Assinam (lista provisória, em processo de coleta de adesões):

  1. A Rede Irerê de Proteção à Ciência compreende o acesso à Ciência como um Direito Humano fundamental, assegurando aos povos o direito de usufruir do progresso científico e seus benefícios. Para isso, a Rede Irerê entende que a promoção da livre expressão científica e da proteção de pesquisadores, cientistas e demais trabalhadores do campo científico é tarefa fundamental,
    especialmente em tempos de aprofundamento de governos totalitários e arbitrários.
  2. No entanto, faz-se necessário afirmar que a liberdade científica não pode ser confundida com irresponsabilidade e até mesmo negacionismo científico. Especialmente, quando este se coloca de forma interessada junto aos grandes grupos políticos e econômicos, dispostos a atacar os direitos humanos, ambientais e de saúde da população.
  3. Como bem demonstrado no recente artigo científico “O risco de falsas controvérsias para as políticas ambientais brasileiras”(https://doi.org/10.1016/j.biocon.2021.109447), a fabricação artificial de dúvidas sobre aquilo que já se apresenta como certeza científica, consiste numa tática
    conhecida e bem documentada das grandes corporações multinacionais e de grupos conservadores para imporem narrativas ideológicas para manter seus lucros às custas do interesse coletivo e da proteção à saúde e ao meio ambiente.
  4. Provas do negacionismo científico e os danos promovidos à população podem ser revisitados ao longo da história, e foram usados para justificar a escravidão, a submissão da mulher, dos povos indígenas, a criminalização dos pobres, a negação dos efeitos nocivos do tabaco, do amianto, de agrotóxicos já proibidos em diversos países, e até mesmo da eficácia de vacinas contra Covid-19.
  5. O caso Evaristo Miranda desnuda, por sua vez, essa prática negacionista e a submissão, omissão e conivência ao poder econômico e político em uma das maiores empresas de pesquisa pública agropecuária do mundo!
  6. Inegável reconhecer que o negacionismo científico tem duas faces na Embrapa: de um lado da moeda, ela promove a distorção dos fatos científicos por tais grupos alinhados ideologicamente ao poderio econômico conservador do setor (foi assim no debate cientifico sobre os transgênicos, código florestal, agrotóxicos…) e, por lado, busca promover uma verdadeira perseguição
    aos cientistas divergentes, que apontam os impactos negativos deste modelo agropecuário atrasado, predador, baseado na exploração de recursos naturais sem qualquer critério técnico como no caso dos níveis alarmantes de desmatamento no país, em especial na Amazônia, queimadas, uso de agrotóxicos, mau uso do solo e água, etc.
  7. Importante destacar ainda que, no lado “b” da Embrapa, há dezenas, e provavelmente centenas, de pesquisadores e pesquisadoras que se sentem preteridos, isolados, desprestigiados, desmotivados, perseguidos, adoecidos e até mesmo sumariamente demitidos, por não se alinharem ao
    negacionismo científico, intensificado nos últimos anos com o amparo do atual governo.
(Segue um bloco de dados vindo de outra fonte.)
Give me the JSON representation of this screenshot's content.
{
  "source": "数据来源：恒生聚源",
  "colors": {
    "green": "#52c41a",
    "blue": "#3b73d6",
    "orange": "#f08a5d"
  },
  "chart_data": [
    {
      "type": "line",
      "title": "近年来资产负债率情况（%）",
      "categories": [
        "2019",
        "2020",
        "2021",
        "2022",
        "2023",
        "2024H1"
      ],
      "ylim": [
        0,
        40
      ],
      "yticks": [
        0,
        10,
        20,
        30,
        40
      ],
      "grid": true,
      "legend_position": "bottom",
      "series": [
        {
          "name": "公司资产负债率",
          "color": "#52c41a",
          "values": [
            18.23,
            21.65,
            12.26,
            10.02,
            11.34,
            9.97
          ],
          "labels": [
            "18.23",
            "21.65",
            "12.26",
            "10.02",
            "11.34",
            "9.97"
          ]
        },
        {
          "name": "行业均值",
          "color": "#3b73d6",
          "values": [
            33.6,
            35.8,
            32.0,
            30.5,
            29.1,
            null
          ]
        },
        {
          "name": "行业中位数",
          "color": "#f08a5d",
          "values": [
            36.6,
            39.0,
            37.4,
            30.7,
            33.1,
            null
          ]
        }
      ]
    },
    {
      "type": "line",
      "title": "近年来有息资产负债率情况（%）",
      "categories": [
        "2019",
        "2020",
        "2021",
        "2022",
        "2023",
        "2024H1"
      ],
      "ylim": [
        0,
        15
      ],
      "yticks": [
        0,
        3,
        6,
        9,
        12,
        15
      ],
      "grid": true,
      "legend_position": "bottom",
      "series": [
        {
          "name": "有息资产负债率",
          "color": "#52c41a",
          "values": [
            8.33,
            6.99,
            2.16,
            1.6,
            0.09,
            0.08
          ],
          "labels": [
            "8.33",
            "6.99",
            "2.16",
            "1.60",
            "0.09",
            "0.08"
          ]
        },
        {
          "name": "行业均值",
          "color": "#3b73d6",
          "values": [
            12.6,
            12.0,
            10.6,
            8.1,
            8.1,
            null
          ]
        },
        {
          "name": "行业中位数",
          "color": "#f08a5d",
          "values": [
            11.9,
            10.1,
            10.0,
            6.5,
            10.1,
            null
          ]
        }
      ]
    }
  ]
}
São vítimas de uma violência científica, administrativa e ideológica quase invisível, dissimulada e ignorada por muitos, mas hoje conhecida na literatura como whistleblowing científico (http://www.cesteh.ensp.fiocruz.br/noticias/manifesto-emdefesa-dos-cientistas-que-alertam-sobre-os-perigos-dos-Agrotoxicos; https://www.ohchr.org/EN/Issues/Environment/SRToxicsandhumanrights/Pages/rig
    ht-to-science.aspx )
  8. Assim, ao contrário da postura adotada pela Anvisa ou pelo INPE, por exemplo, o negacionismo científico na Embrapa precisa ser compreendido como uma política institucional perpetrada pelo seu próprio quadro diretivo, uma vez que o sr. Evaristo Miranda, mesmo após esta denúncia humilhante, ainda permanece no cargo de Assessor do Presidente da empresa…
    1. Desta forma o combate a essa violência institucional contra à ciência deve ser feita de maneira estrutural, com o apoio da ciência e dos órgãos de controle de vigilância e das leis trabalhistas, de probidade administrativa, e na esfera criminal dos direitos humanos e ambiental.
    2. Rede Irerê de proteção à Ciência finaliza a presente nota solidarizando-se com todos os trabalhadores e trabalhadoras da Embrapa, seus pesquisadores e pesquisadoras, e cobra a apuração profunda da fabricação de falsas controvérsias científicas na empresa e a perseguição àqueles cientistas que optaram por cumprir seu papel em defesa dos interesses da sociedade.